Der frühere Bundesaußenminister und Grünen-Ikone Joschka Fischer hat sich in einem Interview für eine Aufrüstung ausgesprochen.Expa/Johann Groder/APA/dpa

Einst demonstrierte er selbst gegen die NATO, doch heute plädiert er ganz offen für sie: Ex-Bundesaußenminister Joschka Fischer (80) hat sich in einem Interview für eine erhebliche Aufrüstung ausgesprochen. „Ich hätte mir selbst nicht gedacht, dass ich mal öffentlich für Aufrüstung plädiere“, sagte der frühere Grünen-Spitzenpolitiker dem WDR. „Das tue ich hiermit, weil es nicht anders geht.“

Hintergrund der Sätze ist, dass Fischer die NATO für Deutschland für unverzichtbar hält. „Das Sicherheitsbündnis, dem wir angehören, spielt eine überragende Rolle“, so Fischer. Auch der Schutz durch US-Atomwaffen sei wichtig. 

Joschka Fischer fordert Aufrüstung

Fischer kritisierte in dem Interview auch Politiker, die diesen Schutz infrage stellen. Vor allem Vertreter aus den Reihen von AfD, BSW, und Linke wollen Deutschland aus dem Militärbündnis herauslösen und hatten sich in den letzten Monaten auch gegen eine Stationierung von US-Mittelstreckenraketen ausgesprochen. Mit denen soll vor allem Russland abgeschreckt werden.

Fischer forderte in diesem Zusammenhang auch mehr militärische Ausgaben: „Um diese Schutzgarantie auch in Zukunft zu behalten, werden wir verstärkt unsere Beiträge anpassen müssen – nach oben“, so Fischer in dem Gespräch. „Wir werden mehr leisten müssen.“ Die Wortmeldung kann dabei auch als Kritik an der jetzigen Bundesregierung verstanden werden.

Abschreckung gegen Russland wird große Rolle spielen

Die hatte zwar im Zuge der von Bundeskanzler Olaf Scholz ausgerufenen „Zeitenwende“ ein Sondervermögen für die Modernisierung der Bundeswehr aufgelegt. Jedoch gilt dieses unter Experten als zu wenig. Zudem werfen Kritiker der Regierung vor, das Ziel von zwei Prozent für Militärausgaben im Staatshaushalt, welches die NATO-Mitglieder erfüllen müssen, nur mit Tricks zu erreichen. 

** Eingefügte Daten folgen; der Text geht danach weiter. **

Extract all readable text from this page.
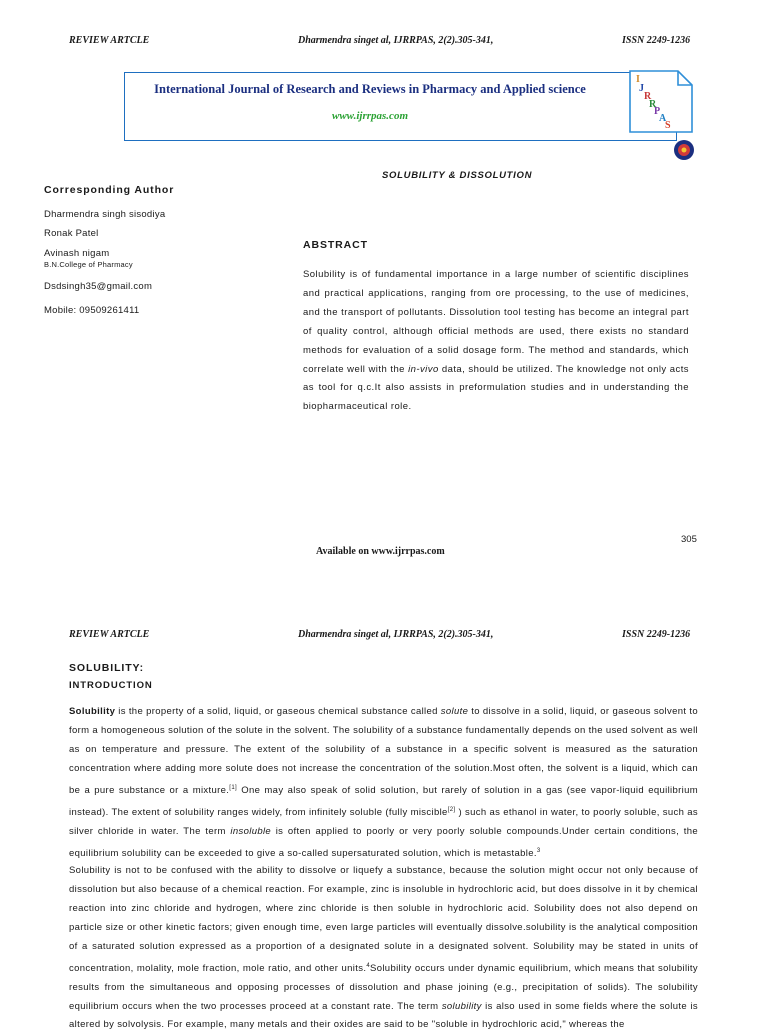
REVIEW ARTCLE	Dharmendra singet al, IJRRPAS, 2(2).305-341,	ISSN 2249-1236
International Journal of Research and Reviews in Pharmacy and Applied science
www.ijrrpas.com
I
J
R
R
P
A
S
SOLUBILITY & DISSOLUTION
Corresponding Author
Dharmendra singh sisodiya
Ronak Patel
Avinash nigam
B.N.College of Pharmacy
Dsdsingh35@gmail.com
Mobile: 09509261411
ABSTRACT

Solubility is of fundamental importance in a large number of scientific disciplines and practical applications, ranging from ore processing, to the use of medicines, and the transport of pollutants. Dissolution tool testing has become an integral part of quality control, although official methods are used, there exists no standard methods for evaluation of a solid dosage form. The method and standards, which correlate well with the in-vivo data, should be utilized. The knowledge not only acts as tool for q.c.It also assists in preformulation studies and in understanding the biopharmaceutical role.

305
Available on www.ijrrpas.com
REVIEW ARTCLE	Dharmendra singet al, IJRRPAS, 2(2).305-341,	ISSN 2249-1236
SOLUBILITY:
INTRODUCTION

Solubility is the property of a solid, liquid, or gaseous chemical substance called solute to dissolve in a solid, liquid, or gaseous solvent to form a homogeneous solution of the solute in the solvent. The solubility of a substance fundamentally depends on the used solvent as well as on temperature and pressure. The extent of the solubility of a substance in a specific solvent is measured as the saturation concentration where adding more solute does not increase the concentration of the solution.Most often, the solvent is a liquid, which can be a pure substance or a mixture.[1] One may also speak of solid solution, but rarely of solution in a gas (see vapor-liquid equilibrium instead). The extent of solubility ranges widely, from infinitely soluble (fully miscible[2] ) such as ethanol in water, to poorly soluble, such as silver chloride in water. The term insoluble is often applied to poorly or very poorly soluble compounds.Under certain conditions, the equilibrium solubility can be exceeded to give a so-called supersaturated solution, which is metastable.$^3$

Solubility is not to be confused with the ability to dissolve or liquefy a substance, because the solution might occur not only because of dissolution but also because of a chemical reaction. For example, zinc is insoluble in hydrochloric acid, but does dissolve in it by chemical reaction into zinc chloride and hydrogen, where zinc chloride is then soluble in hydrochloric acid. Solubility does not also depend on particle size or other kinetic factors; given enough time, even large particles will eventually dissolve.solubility is the analytical composition of a saturated solution expressed as a proportion of a designated solute in a designated solvent. Solubility may be stated in units of concentration, molality, mole fraction, mole ratio, and other units.$^4$Solubility occurs under dynamic equilibrium, which means that solubility results from the simultaneous and opposing processes of dissolution and phase joining (e.g., precipitation of solids). The solubility equilibrium occurs when the two processes proceed at a constant rate. The term solubility is also used in some fields where the solute is altered by solvolysis. For example, many metals and their oxides are said to be "soluble in hydrochloric acid," whereas the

Fischer erklärte sein Plädoyer für eine stärke Aufrüstung damit, dass er derzeit keinen anderen Weg sehe. Vor allem ein Land bedrohe den Frieden in Europa: „Wir werden mit einem aggressiven Russland zu leben haben“, so Fischer. „Und dabei wird Abschreckung eine große Rolle spielen.“

Ex-Bundesaußenminister sieht Ende der amerikanischen Weltordnung kommen

Denn, wie Fischer sagt, verabschiede sich die amerikanische Weltordnung gerade. „Was jetzt kommt, ist eine Rivalität großer Mächte unter Einschluss der Mittel des Krieges“, so Joschka Fischer über die künftigen Jahre. Deutschland müsse sich daher auf die neue Realität auch mit Aufrüstung einstellen. 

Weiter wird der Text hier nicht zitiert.